A series of court and out-of-court situations last year with Microsoft and AOL-Time Warner, owner of AOL and ICQ, have proven one thing. Microsoft is serious about pursuing the Instant Messenger market, for reasons I now hopefully have made clear.

AOL with it’s AOL Instant Messenger (AIM) and ICQ continue to have a firm lock on many of the early and current IM users, purely because they were in earlier than most. Microsoft has been well known to adopt a wait-and-see attitude when it comes to choosing what technologies to invest in, and this case is no different.

When it became clear that the IM market was important, Microsoft made its move, one of which was to become part of an alliance to try and establish a common IM protocol, one that allows all IMs to share it’s users with everyone else.

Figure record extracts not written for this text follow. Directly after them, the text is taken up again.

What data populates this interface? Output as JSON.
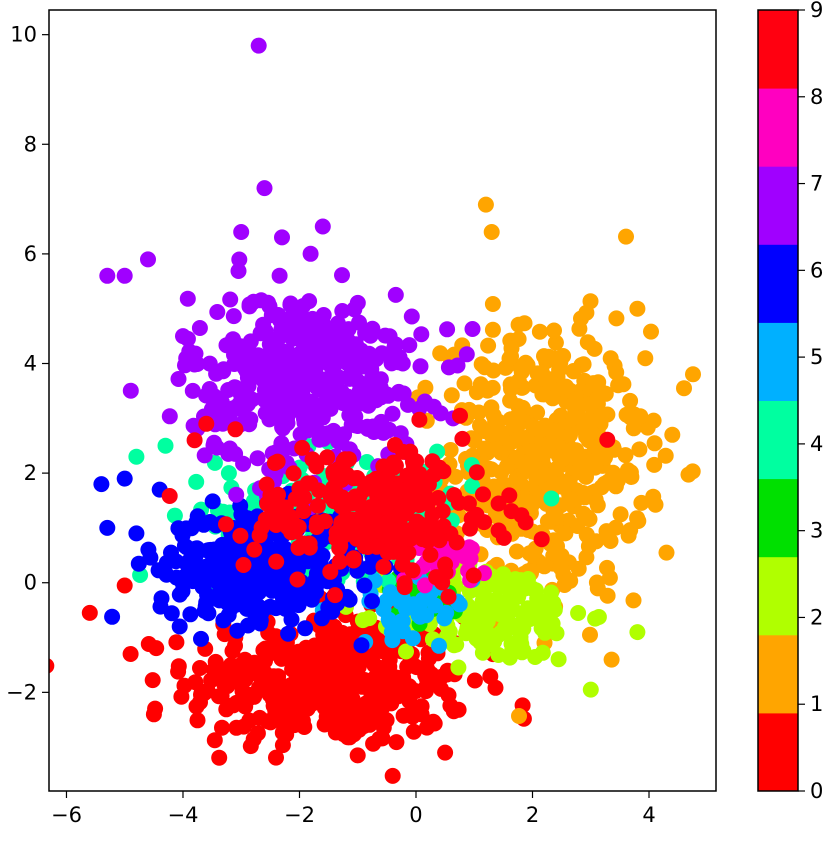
{
  "chart_data": {
    "type": "scatter",
    "title": "",
    "xlabel": "",
    "ylabel": "",
    "xlim": [
      -6.3,
      5.15
    ],
    "ylim": [
      -3.8,
      10.45
    ],
    "x_ticks": [
      -6,
      -4,
      -2,
      0,
      2,
      4
    ],
    "x_tick_labels": [
      "−6",
      "−4",
      "−2",
      "0",
      "2",
      "4"
    ],
    "y_ticks": [
      -2,
      0,
      2,
      4,
      6,
      8,
      10
    ],
    "y_tick_labels": [
      "−2",
      "0",
      "2",
      "4",
      "6",
      "8",
      "10"
    ],
    "grid": false,
    "colorbar": {
      "range": [
        0,
        9
      ],
      "ticks": [
        0,
        1,
        2,
        3,
        4,
        5,
        6,
        7,
        8,
        9
      ],
      "tick_labels": [
        "0",
        "1",
        "2",
        "3",
        "4",
        "5",
        "6",
        "7",
        "8",
        "9"
      ],
      "band_colors": [
        "#ff0000",
        "#ffa500",
        "#b0ff00",
        "#00e000",
        "#00ffa0",
        "#00b0ff",
        "#0000ff",
        "#a000ff",
        "#ff00c0",
        "#ff0010"
      ]
    },
    "series": [
      {
        "class": 0,
        "color": "#ff0000",
        "center": [
          -1.5,
          -1.8
        ],
        "spread": [
          1.2,
          0.6
        ],
        "points": 420,
        "outliers": [
          [
            -5.6,
            -0.55
          ],
          [
            -4.9,
            -1.3
          ],
          [
            -4.5,
            -2.4
          ],
          [
            -1.0,
            -3.15
          ],
          [
            0.5,
            -3.1
          ],
          [
            -4.0,
            0.9
          ],
          [
            -5.0,
            -0.05
          ]
        ]
      },
      {
        "class": 1,
        "color": "#ffa500",
        "center": [
          2.2,
          2.2
        ],
        "spread": [
          0.85,
          1.2
        ],
        "points": 480,
        "outliers": [
          [
            1.2,
            6.9
          ],
          [
            1.3,
            6.4
          ],
          [
            4.6,
            3.55
          ],
          [
            4.3,
            0.55
          ],
          [
            3.8,
            5.0
          ],
          [
            0.7,
            0.9
          ],
          [
            4.4,
            2.7
          ]
        ]
      },
      {
        "class": 2,
        "color": "#b0ff00",
        "center": [
          1.3,
          -0.55
        ],
        "spread": [
          0.8,
          0.45
        ],
        "points": 170,
        "outliers": [
          [
            3.8,
            -0.9
          ],
          [
            3.0,
            -1.95
          ],
          [
            -1.6,
            0.8
          ]
        ]
      },
      {
        "class": 3,
        "color": "#00e000",
        "center": [
          0.1,
          -0.3
        ],
        "spread": [
          0.35,
          0.25
        ],
        "points": 30,
        "outliers": []
      },
      {
        "class": 4,
        "color": "#00ffa0",
        "center": [
          -1.2,
          1.3
        ],
        "spread": [
          1.1,
          0.55
        ],
        "points": 180,
        "outliers": [
          [
            -4.8,
            2.3
          ],
          [
            -4.3,
            2.5
          ],
          [
            -2.0,
            2.1
          ]
        ]
      },
      {
        "class": 5,
        "color": "#00b0ff",
        "center": [
          0.0,
          -0.35
        ],
        "spread": [
          0.5,
          0.3
        ],
        "points": 40,
        "outliers": [
          [
            -2.2,
            0.4
          ],
          [
            0.5,
            0.7
          ],
          [
            -1.6,
            -0.5
          ]
        ]
      },
      {
        "class": 6,
        "color": "#0000ff",
        "center": [
          -2.7,
          0.3
        ],
        "spread": [
          0.85,
          0.5
        ],
        "points": 380,
        "outliers": [
          [
            -5.4,
            1.8
          ],
          [
            -5.0,
            1.9
          ],
          [
            -5.3,
            1.0
          ],
          [
            -4.8,
            0.9
          ],
          [
            -4.4,
            1.7
          ]
        ]
      },
      {
        "class": 7,
        "color": "#a000ff",
        "center": [
          -1.9,
          3.7
        ],
        "spread": [
          1.0,
          0.8
        ],
        "points": 430,
        "outliers": [
          [
            -2.7,
            9.8
          ],
          [
            -2.6,
            7.2
          ],
          [
            -5.3,
            5.6
          ],
          [
            -5.0,
            5.6
          ],
          [
            -4.6,
            5.9
          ],
          [
            -3.0,
            6.4
          ],
          [
            -2.3,
            6.3
          ],
          [
            -1.6,
            6.5
          ],
          [
            -4.0,
            4.5
          ]
        ]
      },
      {
        "class": 8,
        "color": "#ff00c0",
        "center": [
          0.6,
          0.4
        ],
        "spread": [
          0.3,
          0.2
        ],
        "points": 25,
        "outliers": []
      },
      {
        "class": 9,
        "color": "#ff0010",
        "center": [
          -0.7,
          1.3
        ],
        "spread": [
          1.1,
          0.6
        ],
        "points": 240,
        "outliers": [
          [
            -3.6,
            2.9
          ],
          [
            -3.8,
            2.6
          ],
          [
            -3.1,
            2.8
          ],
          [
            0.4,
            2.1
          ]
        ]
      }
    ]
  }
}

No doubt once established, Microsoft will then unleash the same winning moves it had done previously with their operating systems and of course, Internet Explorer. Microsoft will provide an alternative that no one can resist. MSN provides reliable technology performing popular IM tasks, along with widespread use and even developer support as well. This along with their .Net strategy, will almost surely provide a clear road to even further dominance and control of the IM market.

However AIM is stubbornly in their way, and is no pushover by a long shot. Time and again others have tried to access AOL’s users, with AOL sidestepping every attempt so far. Backed up by information provider powerhouse Time-Warner, AOL will not just lie down and let them. Will we need only one IM in the future, we’ll probably know the answer to that within 5 years.

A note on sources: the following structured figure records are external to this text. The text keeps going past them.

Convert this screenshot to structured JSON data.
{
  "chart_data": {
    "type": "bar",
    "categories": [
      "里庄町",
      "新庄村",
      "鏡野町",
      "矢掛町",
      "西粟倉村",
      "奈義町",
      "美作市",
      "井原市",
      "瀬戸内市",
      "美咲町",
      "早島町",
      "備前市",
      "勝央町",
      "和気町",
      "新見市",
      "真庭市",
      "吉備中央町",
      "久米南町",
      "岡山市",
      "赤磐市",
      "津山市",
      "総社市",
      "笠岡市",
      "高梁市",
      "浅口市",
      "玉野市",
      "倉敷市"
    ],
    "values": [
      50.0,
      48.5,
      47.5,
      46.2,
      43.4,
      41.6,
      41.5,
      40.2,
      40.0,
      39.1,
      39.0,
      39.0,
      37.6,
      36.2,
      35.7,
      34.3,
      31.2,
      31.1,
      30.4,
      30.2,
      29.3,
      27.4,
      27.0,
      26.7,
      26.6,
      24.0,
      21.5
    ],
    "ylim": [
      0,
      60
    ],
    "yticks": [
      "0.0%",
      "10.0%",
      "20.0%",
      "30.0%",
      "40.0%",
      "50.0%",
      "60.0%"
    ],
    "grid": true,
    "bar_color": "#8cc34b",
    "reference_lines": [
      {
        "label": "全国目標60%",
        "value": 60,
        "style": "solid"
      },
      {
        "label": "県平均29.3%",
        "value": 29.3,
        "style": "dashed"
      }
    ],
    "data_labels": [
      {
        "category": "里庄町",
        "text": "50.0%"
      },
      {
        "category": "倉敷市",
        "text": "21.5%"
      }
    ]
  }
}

MSN Messenger is a strong Instant Messenger, much as one would say that Outlook Express is a capable email client and Internet Explorer is a good browser. They’re all reliable and have excellent features, but kind of stop short at being spectacular.

For an internet newbie, starting out with MSN is a good way to go. Again all Microsoft products are easy to install, configure and use. They also provide tons of support and people have gotten quite used to this and expect the same level of ability from the company on a consistent basis.

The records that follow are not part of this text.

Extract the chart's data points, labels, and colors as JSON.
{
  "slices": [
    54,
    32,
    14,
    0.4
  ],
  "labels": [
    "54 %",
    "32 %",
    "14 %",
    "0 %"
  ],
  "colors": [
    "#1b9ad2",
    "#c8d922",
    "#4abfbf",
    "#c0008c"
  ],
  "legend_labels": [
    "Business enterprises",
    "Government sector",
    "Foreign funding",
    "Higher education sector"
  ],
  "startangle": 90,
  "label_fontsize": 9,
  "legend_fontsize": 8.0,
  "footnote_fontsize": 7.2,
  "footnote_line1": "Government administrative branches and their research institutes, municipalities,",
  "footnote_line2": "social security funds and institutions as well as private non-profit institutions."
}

For the veteran who’s already using any of the others (ICQ, Yahoo or AIM), however, MSN Messenger doesn’t really present a strong argument that would make one give the others up. Instead, I expect people would do as I do – maintain them all, and use them as needed. If a certain friend prefers one, I have it. We can use Yaho

I would use Yahoo or MSN to do voice chat or even webcam conversations, and use ICQ’s file-sharing capability to share a files among users. I’ll use Yahoo’s chatrooms to chat with Pinoys all over the globe, but if someone wants to email me quick I’ll ask them to send it to my Hotmail account so that MSN can inform me once it’s in.

Clearly, in order to win the IM wars, Microsoft has to fight a battle a corporate battle, and not one at the application-level. In case Microsoft eventually does win it the way it has with Internet Explorer, and I would no choice but to use MSN Messenger, it is already a capable IM and I wouldn’t mind that very much.